Tuesday, May 3, 2011

Legacy of Mrs. Harper

I saw Mrs. Harper last Friday.  She hasn’t changed in 36 years, except to be a tad forgetful.  Understandable now that she has great-grandchildren of her own.  She recognized me even though it has been over a year since she personally waited on me.

The Harper family has owned Crestview Pharmacy forever.  It is the oldest independent pharmacy in the city.  When I moved here in the mid 1970’s and found Crestview it was always either Mr. or Mrs. Harper behind the counter.  As their boys Jerry and David got old enough, they began to work in the family business and now manage much of the day to day operation.  In all these years they have consistently provided accurate prescriptions in the correct dosage without a single mistake and in the friendliest, fastest, most efficient way possible. 

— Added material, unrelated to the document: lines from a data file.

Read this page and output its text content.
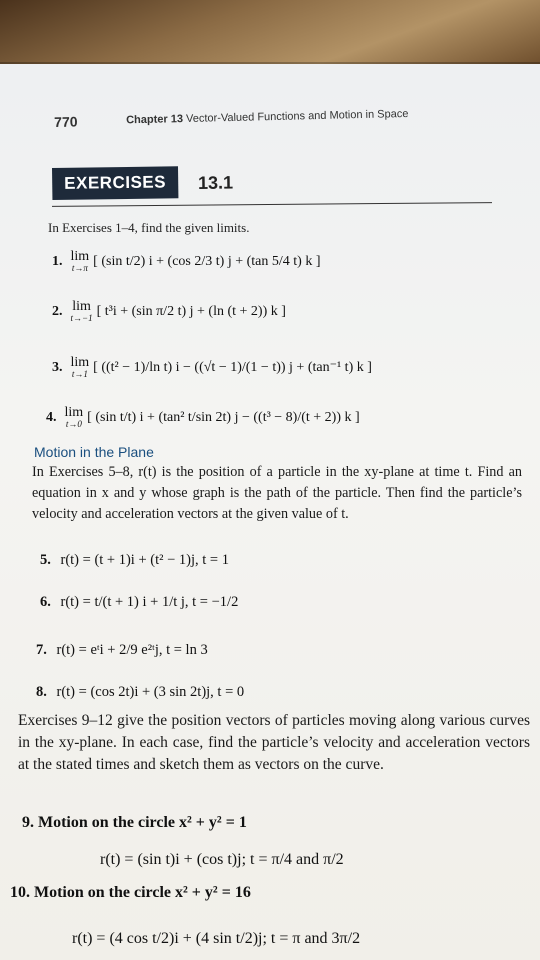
770	Chapter 13 Vector-Valued Functions and Motion in Space
EXERCISES 13.1
In Exercises 1–4, find the given limits.
1. lim
t→π [ (sin t/2) i + (cos 2/3 t) j + (tan 5/4 t) k ]
2. lim
t→−1 [ t³i + (sin π/2 t) j + (ln (t + 2)) k ]
3. lim
t→1 [ ((t² − 1)/ln t) i − ((√t − 1)/(1 − t)) j + (tan⁻¹ t) k ]
4. lim
t→0 [ (sin t/t) i + (tan² t/sin 2t) j − ((t³ − 8)/(t + 2)) k ]
Motion in the Plane
In Exercises 5–8, r(t) is the position of a particle in the xy-plane at time t. Find an equation in x and y whose graph is the path of the particle. Then find the particle’s velocity and acceleration vectors at the given value of t.
5. r(t) = (t + 1)i + (t² − 1)j, t = 1
6. r(t) = t/(t + 1) i + 1/t j, t = −1/2
7. r(t) = eᵗi + 2/9 e²ᵗj, t = ln 3
8. r(t) = (cos 2t)i + (3 sin 2t)j, t = 0
Exercises 9–12 give the position vectors of particles moving along various curves in the xy-plane. In each case, find the particle’s velocity and acceleration vectors at the stated times and sketch them as vectors on the curve.
9. Motion on the circle x² + y² = 1
r(t) = (sin t)i + (cos t)j; t = π/4 and π/2
10. Motion on the circle x² + y² = 16
r(t) = (4 cos t/2)i + (4 sin t/2)j; t = π and 3π/2
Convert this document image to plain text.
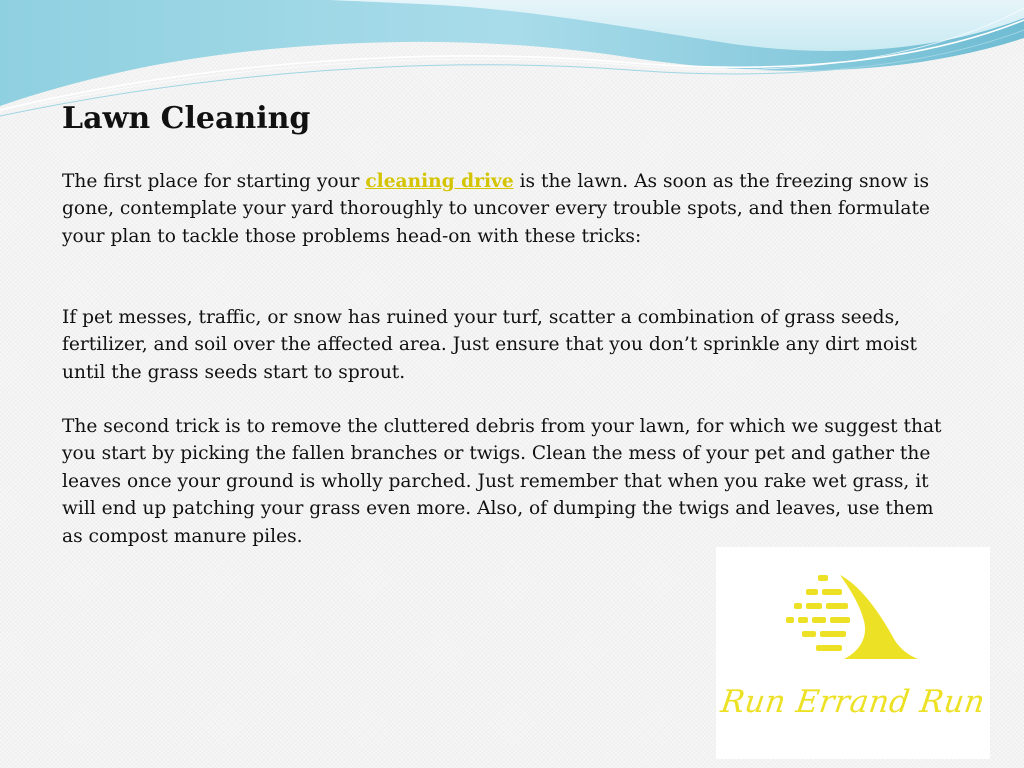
Lawn Cleaning

The first place for starting your cleaning drive is the lawn. As soon as the freezing snow is gone, contemplate your yard thoroughly to uncover every trouble spots, and then formulate your plan to tackle those problems head-on with these tricks:

If pet messes, traffic, or snow has ruined your turf, scatter a combination of grass seeds, fertilizer, and soil over the affected area. Just ensure that you don’t sprinkle any dirt moist until the grass seeds start to sprout.

The second trick is to remove the cluttered debris from your lawn, for which we suggest that you start by picking the fallen branches or twigs. Clean the mess of your pet and gather the leaves once your ground is wholly parched. Just remember that when you rake wet grass, it will end up patching your grass even more. Also, of dumping the twigs and leaves, use them as compost manure piles.

Run Errand Run
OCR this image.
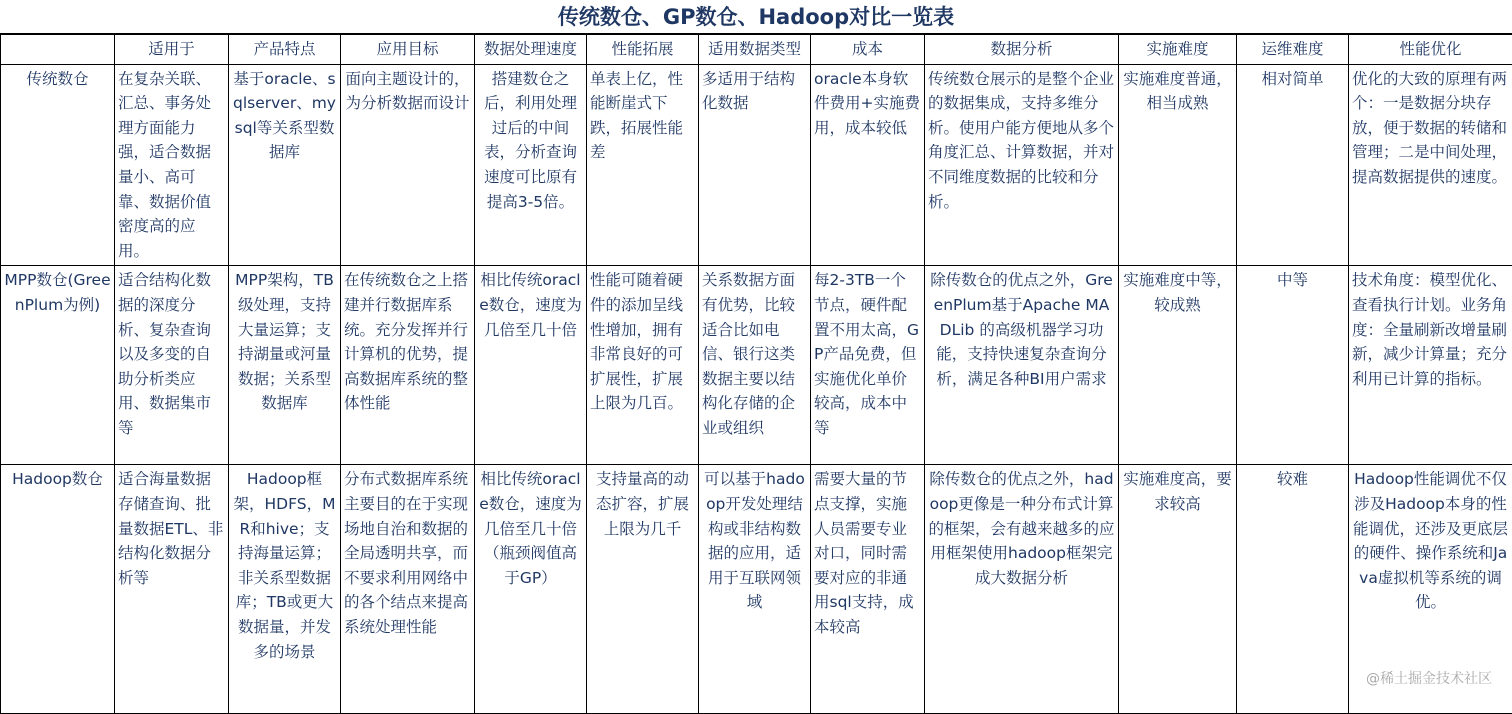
传统数仓、GP数仓、Hadoop对比一览表
	适用于	产品特点	应用目标	数据处理速度	性能拓展	适用数据类型	成本	数据分析	实施难度	运维难度	性能优化
传统数仓	在复杂关联、汇总、事务处理方面能力强，适合数据量小、高可靠、数据价值密度高的应用。	基于oracle、sqlserver、mysql等关系型数据库	面向主题设计的，为分析数据而设计	搭建数仓之后，利用处理过后的中间表，分析查询速度可比原有提高3-5倍。	单表上亿，性能断崖式下跌，拓展性能差	多适用于结构化数据	oracle本身软件费用+实施费用，成本较低	传统数仓展示的是整个企业的数据集成，支持多维分析。使用户能方便地从多个角度汇总、计算数据，并对不同维度数据的比较和分析。	实施难度普通，相当成熟	相对简单	优化的大致的原理有两个：一是数据分块存放，便于数据的转储和管理；二是中间处理，提高数据提供的速度。
MPP数仓(GreenPlum为例)	适合结构化数据的深度分析、复杂查询以及多变的自助分析类应用、数据集市等	MPP架构，TB级处理，支持大量运算；支持湖量或河量数据；关系型数据库	在传统数仓之上搭建并行数据库系统。充分发挥并行计算机的优势，提高数据库系统的整体性能	相比传统oracle数仓，速度为几倍至几十倍	性能可随着硬件的添加呈线性增加，拥有非常良好的可扩展性，扩展上限为几百。	关系数据方面有优势，比较适合比如电信、银行这类数据主要以结构化存储的企业或组织	每2-3TB一个节点，硬件配置不用太高，GP产品免费，但实施优化单价较高，成本中等	除传数仓的优点之外，GreenPlum基于Apache MADLib 的高级机器学习功能，支持快速复杂查询分析，满足各种BI用户需求	实施难度中等，较成熟	中等	技术角度：模型优化、查看执行计划。业务角度：全量刷新改增量刷新，减少计算量；充分利用已计算的指标。
Hadoop数仓	适合海量数据存储查询、批量数据ETL、非结构化数据分析等	Hadoop框架，HDFS，MR和hive；支持海量运算；非关系型数据库；TB或更大数据量，并发多的场景	分布式数据库系统主要目的在于实现场地自治和数据的全局透明共享，而不要求利用网络中的各个结点来提高系统处理性能	相比传统oracle数仓，速度为几倍至几十倍（瓶颈阀值高于GP）	支持量高的动态扩容，扩展上限为几千	可以基于hadoop开发处理结构或非结构数据的应用，适用于互联网领域	需要大量的节点支撑，实施人员需要专业对口，同时需要对应的非通用sql支持，成本较高	除传数仓的优点之外，hadoop更像是一种分布式计算的框架，会有越来越多的应用框架使用hadoop框架完成大数据分析	实施难度高，要求较高	较难	Hadoop性能调优不仅涉及Hadoop本身的性能调优，还涉及更底层的硬件、操作系统和Java虚拟机等系统的调优。
@稀土掘金技术社区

But that’s not the reason I keep coming back.  What the Harpers do best is build relationships.  Just like their neighbors in the shopping center, the Prellops who own the Crestview Minimax, they know their regular customers by name, ask about their children and carry unique items in addition to the usual stock.   When my children were little Mrs. Harper would always make sure they got a piece of candy while I waited on my prescriptions to be filled, and maybe an extra piece if they were sick – no charge, of course.  She recalled those days on Friday as we visited – how she would make home or business deliveries – no charge, of course – and as mothers began working outside the home she would even deliver to the day care because the mothers trusted her so much to take the right medicine to the right place. 

I have an old-fashioned charge-account at Crestview Pharmacy.  When I go into pick up medicine I simply sign a charge slip and then pay my bill each month when it arrives.  As my children got old enough to drive it was wonderful that I could send them to pick up their own prescriptions, let them charge it and not have to send them with money.  Mrs. Harper recalled one time when a little girl came in with several of her friends and announced that her mom said she could charge candy for her and all of her friends.  Mrs. Harper said, “I’m not sure that’s what your mom said, let’s call and ask her”.  Immediately the girl confessed. 

There will come a day when Mr. and Mrs. Harper will no longer work at the pharmacy, and that will make me very sad.  It will be the end of an era, not to walk in and see his tall frame with dark hair and big glasses back at the filling counter, or over in a booth having lunch with a crony.  Or not to see Mrs. Harper’s perfectly coifed gray hair and smiling blue eyes, looking almost exactly like one of my grandmothers.  But I take comfort in knowing that Jerry and David will be there, and they have children so perhaps the legacy will live on past my lifetime.    I’d like that.